Writings, Series 2, includes manuscripts and typescripts of books, including his memoirs, articles,
forewords and introductions to Sierra Club and Friends of the Earth books on a wide range of
conservation topics, and works by others.
Speeches, Appearances and Interviews, Series 3, includes typescripts of Brower's testimonies before
Congress on issues such as the Wilderness Act and the construction of dams on the Colorado River, and
speeches on a variety of conservation topics such as population, nuclear power and nuclear war,
wilderness, and Conservation, Preservation and Restoration (CPR) for the Earth.
Sierra Club, Series 4, consists of records from Brower's work on the Sierra Club board of directors
before and after his tenure as Sierra Club Executive Director. There are also files Brower created in
the course of defending himself against charges of fiscal mismanagement before his resignation in 1969,
and documents on the formation of the Active Bold Constructive (ABC) Sierra Club. The files created
while Brower served on the board of directors consist mainly of minutes and correspondence with other
board and committee members on a variety of conservation issues and on club administration. Topics
addressed include Zero Cut initiatives against logging, and various lawsuits related to club elections.

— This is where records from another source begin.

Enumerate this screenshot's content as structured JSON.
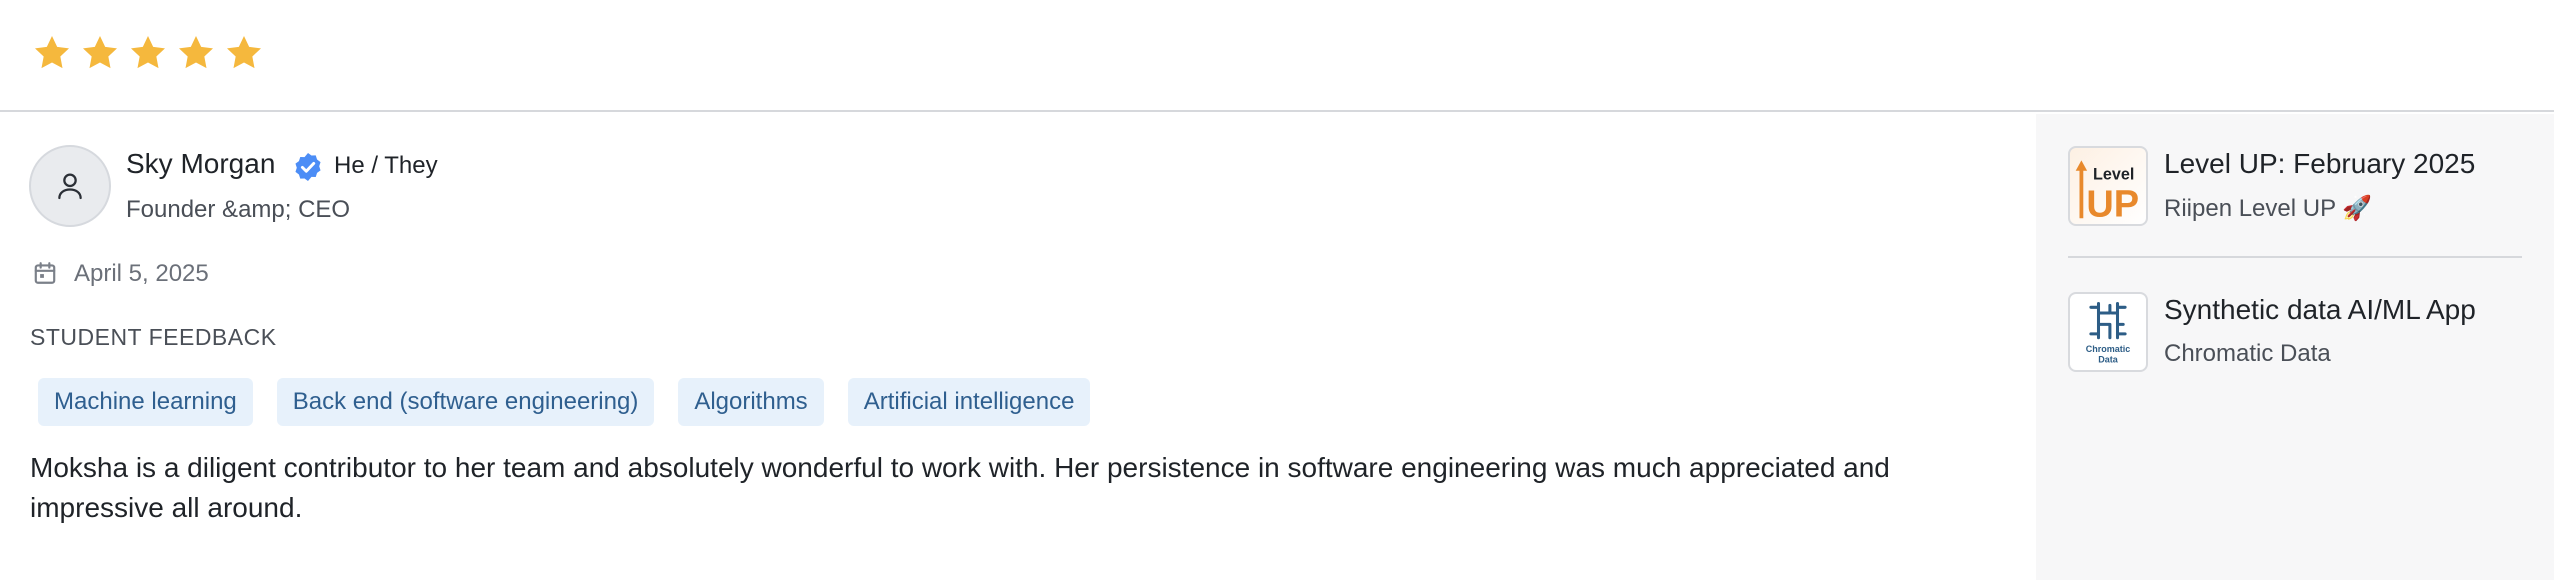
{
  "rating": {
    "value": 5,
    "max": 5,
    "color": "#f5b83d"
  },
  "reviewer": {
    "name": "Sky Morgan",
    "pronouns": "He / They",
    "role": "Founder &amp; CEO",
    "verified_color": "#4c8df6"
  },
  "date": "April 5, 2025",
  "section_label": "STUDENT FEEDBACK",
  "tags": [
    "Machine learning",
    "Back end (software engineering)",
    "Algorithms",
    "Artificial intelligence"
  ],
  "feedback": "Moksha is a diligent contributor to her team and absolutely wonderful to work with. Her persistence in software engineering was much appreciated and impressive all around.",
  "projects": [
    {
      "title": "Level UP: February 2025",
      "org": "Riipen Level UP 🚀",
      "logo_text": [
        "Level",
        "UP"
      ]
    },
    {
      "title": "Synthetic data AI/ML App",
      "org": "Chromatic Data",
      "logo_text": [
        "Chromatic",
        "Data"
      ]
    }
  ],
  "colors": {
    "tag_bg": "#e7f1fb",
    "tag_text": "#2f5f8f",
    "sidebar_bg": "#f7f7f8"
  }
}
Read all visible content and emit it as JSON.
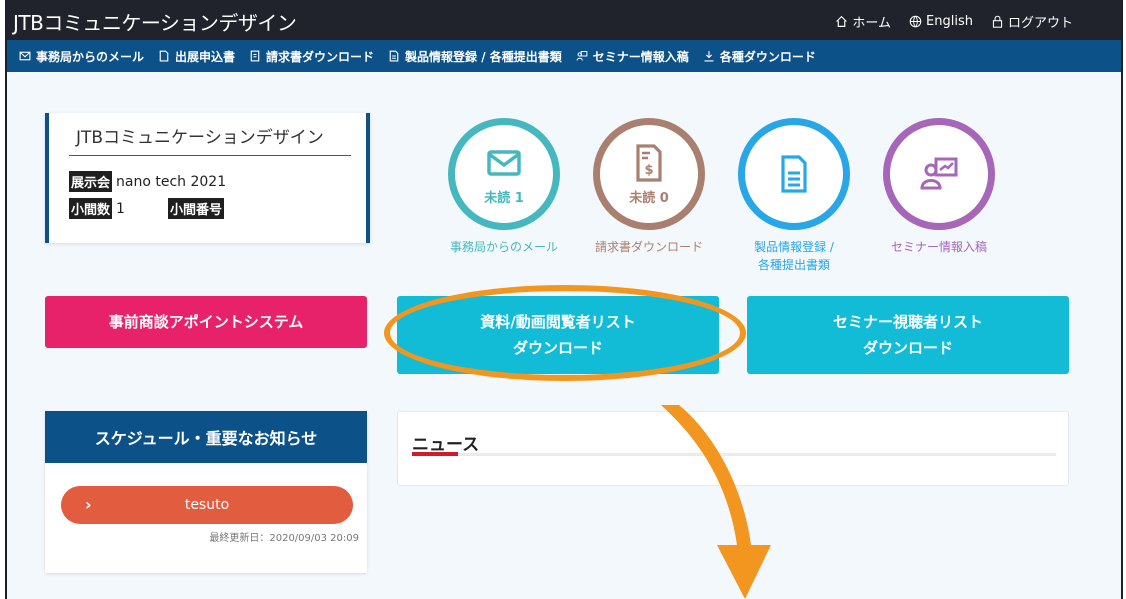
{
  "header": {
    "brand": "JTBコミュニケーションデザイン",
    "nav": [
      {
        "label": "ホーム",
        "icon": "home-icon"
      },
      {
        "label": "English",
        "icon": "globe-icon"
      },
      {
        "label": "ログアウト",
        "icon": "lock-icon"
      }
    ]
  },
  "subnav": [
    {
      "label": "事務局からのメール",
      "icon": "mail-icon"
    },
    {
      "label": "出展申込書",
      "icon": "document-icon"
    },
    {
      "label": "請求書ダウンロード",
      "icon": "invoice-icon"
    },
    {
      "label": "製品情報登録 / 各種提出書類",
      "icon": "file-icon"
    },
    {
      "label": "セミナー情報入稿",
      "icon": "presentation-icon"
    },
    {
      "label": "各種ダウンロード",
      "icon": "download-icon"
    }
  ],
  "info_card": {
    "company": "JTBコミュニケーションデザイン",
    "exhibition_label": "展示会",
    "exhibition_value": "nano tech 2021",
    "booth_count_label": "小間数",
    "booth_count_value": "1",
    "booth_number_label": "小間番号",
    "booth_number_value": ""
  },
  "tiles": [
    {
      "label": "事務局からのメール",
      "badge": "未読 1",
      "color": "#45b8bf",
      "icon": "envelope-icon"
    },
    {
      "label": "請求書ダウンロード",
      "badge": "未読 0",
      "color": "#a98070",
      "icon": "invoice-icon"
    },
    {
      "label_line1": "製品情報登録 /",
      "label_line2": "各種提出書類",
      "color": "#28a6e6",
      "icon": "document-icon"
    },
    {
      "label": "セミナー情報入稿",
      "color": "#a667b8",
      "icon": "presentation-icon"
    }
  ],
  "buttons": {
    "appointment": "事前商談アポイントシステム",
    "viewer_list_line1": "資料/動画閲覧者リスト",
    "viewer_list_line2": "ダウンロード",
    "seminar_list_line1": "セミナー視聴者リスト",
    "seminar_list_line2": "ダウンロード"
  },
  "schedule": {
    "title": "スケジュール・重要なお知らせ",
    "item": "tesuto",
    "updated": "最終更新日：2020/09/03 20:09"
  },
  "news": {
    "title": "ニュース"
  },
  "colors": {
    "topbar": "#20232c",
    "subbar": "#0d5189",
    "pink": "#e8226a",
    "cyan": "#12bcd6",
    "orange_annotation": "#f29620"
  }
}
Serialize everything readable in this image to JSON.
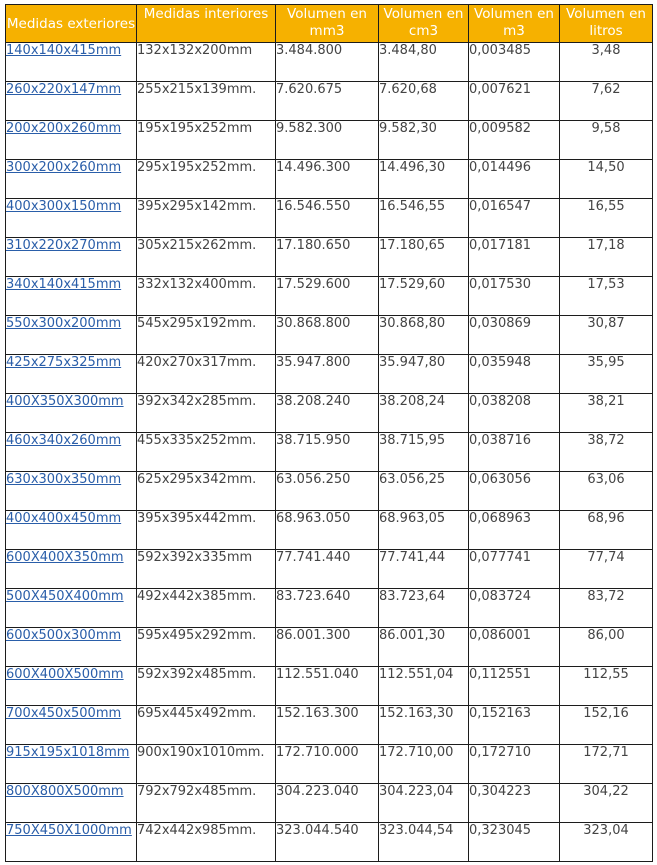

Friends of the Earth, Series 5, comprising the bulk of the collection, consists of the records of Friends
of the Earth, which Brower founded in 1969 and left in 1986. These records, taken from the FOE
headquarters, include materials from all of the conservation campaigns and issues the organization
spearheaded, including their stand against nuclear power and nuclear war; the International Project for
Soft Energy Paths; campaigns to save the whales; population control; SST (super sonic transport) and the
boycott against the tuna industry to save dolphins from fishing nets. Also included are extensive files
from the Publications Program, and administrative files, which include correspondence from branches,
regional representatives, and the Political Action Committee.
Earth Island Institute, Series 6, consists of files from Brower's founding and ongoing support of Earth
Island Institute, and includes project files for Brower Fund and its related projects, the Earth Island
Action Group, and files of Earth Island Network projects. There are significant files regarding the
Earth Summit, Glen Canyon Institute, and the organization's work with the United Nations.
An active member of many organizations, Organizational Participation and Membership, Series 7, consists
of files of materials related to nonprofits to which Brower belonged, boards on which Brower served, and
conferences he attended. Ranging from small groups to large organizations, they include groups such as
the American Alpine Club, Earth First! and the North Cascades Conservation Council.
The final series, Series 8, Personal Papers, consists of Brower's daily agendas, diaries, and journals,
dating from 1925 to 1995; various papers from his time spent in the military; various awards and honors;
and biographical articles and clippings.